Area A. Nine excavation squares (C17, C18, C20, D3, D7, D11–D14) were opened and two work surfaces were exposed on a north–south axis, c. 10 m apart. The northern surface was revealed in Sqs D11–D14 (L110, L113, L114, L116, L117, L120, L124, L126, L132, L133; Fig. 3) and the southern surface in Sqs C17 and C18 (L112, L118, L125; Fig. 4). Both surfaces were built of dense conglomerate, consisting of small and medium fieldstones, river pebbles and pottery sherds, above a light-brown bedding of numerous small pottery sherds, river pebbles, crushed chalk and animal bones. Remains of a burnt layer (L122) were exposed below the northern part of the northern work surface in Sq D11. In Sq D12 a layer of pottery sherds (L115) and a concentration of burnt clay bricks and charred material (L111), probably the remains of an installation, were revealed on the work surface. The excavation of the northern surface exposed fragments of pottery, mainly of the Roman period. The pottery included a fragment of Kefar Hananya casserole dating to the first–third centuries CE (Fig. 5:3), and fragments of vessels from the third–fourth centuries CE, among them bowls (Fig. 5:1), casseroles (Fig. 5:2), cooking pot (Fig 5:4), Galilean jars (Fig. 5:5) and bag-shaped jars (Fig. 5:6, 7). An intact Late Roman juglet (Fig. 6) was exposed on the southern work surface in the section of Sq C18. Fragments of pottery, mainly dating to the late Byzantine period (sixth–seventh centuries CE), were discovered in the excavation of the southern surface, including a fragment of a bowl imported from Asia Minor (PRSW/LRC 3; Fig. 5:8), a bowl with kerbschnitt decoration (Fig. 5:9), Galilean jars (Fig. 5:10), rim fragment of a Galilean jar dating to the end of the Byzantine – Umayyad periods (seventh–eighth centuries CE; Fig. 5:11), jugs (Fig. 5:12) and a stopper for a bag-shaped jar, dating to the sixth–seventh centuries CE (Fig. 5:13). The pottery which was recovered from both work surfaces was mixed and abraded for the most part, and seems to have been part of a fill that was brought from the surrounding area to construct the surfaces. Due to the proximity of Nahal ‘Ada, the pottery was disturbed and mixed repeatedly by surface-wash and flooding. Bedrock devoid of ancient remains (Fig. 7) was discovered in the northernmost square in the area (Sq D3). There were no antiquities in Sq D7 due to past flooding. Alluvium (L134) was revealed in the southernmost square (Sq C20).

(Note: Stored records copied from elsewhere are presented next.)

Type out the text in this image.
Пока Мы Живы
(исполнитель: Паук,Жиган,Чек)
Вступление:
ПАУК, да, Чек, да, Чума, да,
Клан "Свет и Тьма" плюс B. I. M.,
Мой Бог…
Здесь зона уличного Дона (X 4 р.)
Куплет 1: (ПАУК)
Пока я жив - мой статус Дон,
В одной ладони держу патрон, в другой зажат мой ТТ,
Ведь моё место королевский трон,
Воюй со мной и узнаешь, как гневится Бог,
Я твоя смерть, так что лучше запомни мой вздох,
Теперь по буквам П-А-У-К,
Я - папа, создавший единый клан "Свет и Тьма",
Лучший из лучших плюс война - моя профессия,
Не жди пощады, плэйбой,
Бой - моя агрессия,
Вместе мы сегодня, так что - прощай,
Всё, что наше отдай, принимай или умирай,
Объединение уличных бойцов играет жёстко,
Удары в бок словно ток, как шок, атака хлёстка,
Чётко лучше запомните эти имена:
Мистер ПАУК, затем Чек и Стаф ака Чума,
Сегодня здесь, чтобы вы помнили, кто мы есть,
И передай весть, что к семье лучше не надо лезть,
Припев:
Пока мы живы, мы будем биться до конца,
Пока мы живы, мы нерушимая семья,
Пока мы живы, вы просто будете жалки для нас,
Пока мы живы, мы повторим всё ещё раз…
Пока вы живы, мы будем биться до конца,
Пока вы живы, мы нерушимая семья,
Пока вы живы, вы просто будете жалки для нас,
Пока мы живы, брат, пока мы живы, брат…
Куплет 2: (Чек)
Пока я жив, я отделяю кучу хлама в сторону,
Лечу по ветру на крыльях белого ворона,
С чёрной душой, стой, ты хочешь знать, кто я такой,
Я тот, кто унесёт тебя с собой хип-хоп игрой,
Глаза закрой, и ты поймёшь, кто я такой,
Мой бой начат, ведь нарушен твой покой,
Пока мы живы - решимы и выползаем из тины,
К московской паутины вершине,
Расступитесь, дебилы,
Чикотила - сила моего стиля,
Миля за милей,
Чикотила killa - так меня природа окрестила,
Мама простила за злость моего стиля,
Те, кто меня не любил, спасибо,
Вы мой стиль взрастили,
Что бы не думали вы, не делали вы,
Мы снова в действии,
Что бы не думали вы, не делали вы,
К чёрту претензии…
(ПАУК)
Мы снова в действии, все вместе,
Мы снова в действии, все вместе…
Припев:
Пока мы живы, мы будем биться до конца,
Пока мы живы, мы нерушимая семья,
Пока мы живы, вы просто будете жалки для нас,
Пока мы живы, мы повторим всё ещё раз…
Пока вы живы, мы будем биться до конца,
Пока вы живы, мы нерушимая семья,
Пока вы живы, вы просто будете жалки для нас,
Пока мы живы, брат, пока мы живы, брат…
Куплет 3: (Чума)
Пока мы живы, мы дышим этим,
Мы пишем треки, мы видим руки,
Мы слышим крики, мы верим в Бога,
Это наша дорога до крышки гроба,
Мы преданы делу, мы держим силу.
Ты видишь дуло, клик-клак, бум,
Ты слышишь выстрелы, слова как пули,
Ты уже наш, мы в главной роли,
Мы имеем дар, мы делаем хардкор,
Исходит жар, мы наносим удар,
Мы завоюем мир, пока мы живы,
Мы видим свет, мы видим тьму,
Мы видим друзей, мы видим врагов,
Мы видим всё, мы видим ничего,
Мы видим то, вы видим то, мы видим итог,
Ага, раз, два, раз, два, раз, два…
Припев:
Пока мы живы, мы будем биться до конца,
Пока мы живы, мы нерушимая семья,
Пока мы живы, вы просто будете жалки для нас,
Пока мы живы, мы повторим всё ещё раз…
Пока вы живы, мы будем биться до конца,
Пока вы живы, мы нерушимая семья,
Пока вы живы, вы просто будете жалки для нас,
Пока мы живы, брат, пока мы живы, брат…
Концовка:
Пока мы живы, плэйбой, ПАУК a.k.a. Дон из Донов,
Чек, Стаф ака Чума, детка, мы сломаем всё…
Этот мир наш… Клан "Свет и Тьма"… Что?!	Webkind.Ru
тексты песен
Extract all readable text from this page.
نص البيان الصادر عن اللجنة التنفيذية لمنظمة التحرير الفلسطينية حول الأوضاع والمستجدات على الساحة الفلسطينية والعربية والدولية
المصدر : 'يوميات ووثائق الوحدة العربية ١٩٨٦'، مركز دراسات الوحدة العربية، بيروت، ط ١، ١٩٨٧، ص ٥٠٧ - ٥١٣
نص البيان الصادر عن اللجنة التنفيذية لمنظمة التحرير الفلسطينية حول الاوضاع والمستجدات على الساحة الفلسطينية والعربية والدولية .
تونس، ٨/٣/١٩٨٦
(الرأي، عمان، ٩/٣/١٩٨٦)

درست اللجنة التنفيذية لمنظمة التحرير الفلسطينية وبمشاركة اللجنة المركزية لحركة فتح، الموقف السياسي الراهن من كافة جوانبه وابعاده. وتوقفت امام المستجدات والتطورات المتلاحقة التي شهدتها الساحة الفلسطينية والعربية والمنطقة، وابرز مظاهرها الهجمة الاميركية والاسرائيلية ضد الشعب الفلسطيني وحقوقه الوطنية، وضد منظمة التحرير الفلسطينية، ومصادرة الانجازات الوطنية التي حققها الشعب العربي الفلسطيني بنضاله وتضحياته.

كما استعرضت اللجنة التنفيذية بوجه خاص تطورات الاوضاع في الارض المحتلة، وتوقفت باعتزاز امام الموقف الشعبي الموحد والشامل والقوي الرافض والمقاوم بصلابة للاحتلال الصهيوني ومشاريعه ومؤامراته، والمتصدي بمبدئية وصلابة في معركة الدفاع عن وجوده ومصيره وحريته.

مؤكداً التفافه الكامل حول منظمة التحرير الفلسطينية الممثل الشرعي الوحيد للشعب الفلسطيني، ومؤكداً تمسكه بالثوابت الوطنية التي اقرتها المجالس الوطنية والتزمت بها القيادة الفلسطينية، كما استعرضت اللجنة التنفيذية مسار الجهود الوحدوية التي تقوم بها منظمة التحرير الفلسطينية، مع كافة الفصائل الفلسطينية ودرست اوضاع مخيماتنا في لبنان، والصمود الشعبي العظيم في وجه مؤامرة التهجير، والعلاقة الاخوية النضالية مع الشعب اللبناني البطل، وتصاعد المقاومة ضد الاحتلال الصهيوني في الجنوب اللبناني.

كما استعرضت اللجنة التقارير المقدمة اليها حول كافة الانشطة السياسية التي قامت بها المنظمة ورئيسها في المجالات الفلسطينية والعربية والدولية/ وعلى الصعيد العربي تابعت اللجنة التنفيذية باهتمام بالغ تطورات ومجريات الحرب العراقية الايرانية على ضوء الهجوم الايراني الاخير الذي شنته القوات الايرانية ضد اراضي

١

Area B. Five excavation squares (4 × 4 m; C3, C4, C6, C7, D11; Fig. 8) were opened in this area, and each was subdivided into four (2 × 2 m). The scope of the excavation was reduced and focused on Sqs C6 and C7 after the area had flooded, and sections in the squares collapsed. Alluvial layers containing limestone, river pebbles and a large quantity of flint items were exposed. The flint items were all abraded and covered with yellowish brown patina. Most of them were natural chunks, but several tools and some debitage were also found, mostly non-diagnostic. The only indicative tool is a retouched Levallois flake (L206; Fig. 9:1). A Levallois core (L205; Fig. 9:2) was among the debitage discovered. The Levallois items date part of the assemblage to the Middle Paleolithic period (Mousterian culture). Judging by the physical condition of the flint items it seems that they were washed from a nearby site.
The two work surfaces in Area A indicate industrial activity. A segment of road which was discovered nearby may have led to this area and connected the site to settlements along the road in the Roman and Byzantine periods. The flint items in Area B show that a Middle Paleolithic site was located nearby, next to Nahal ‘Ada.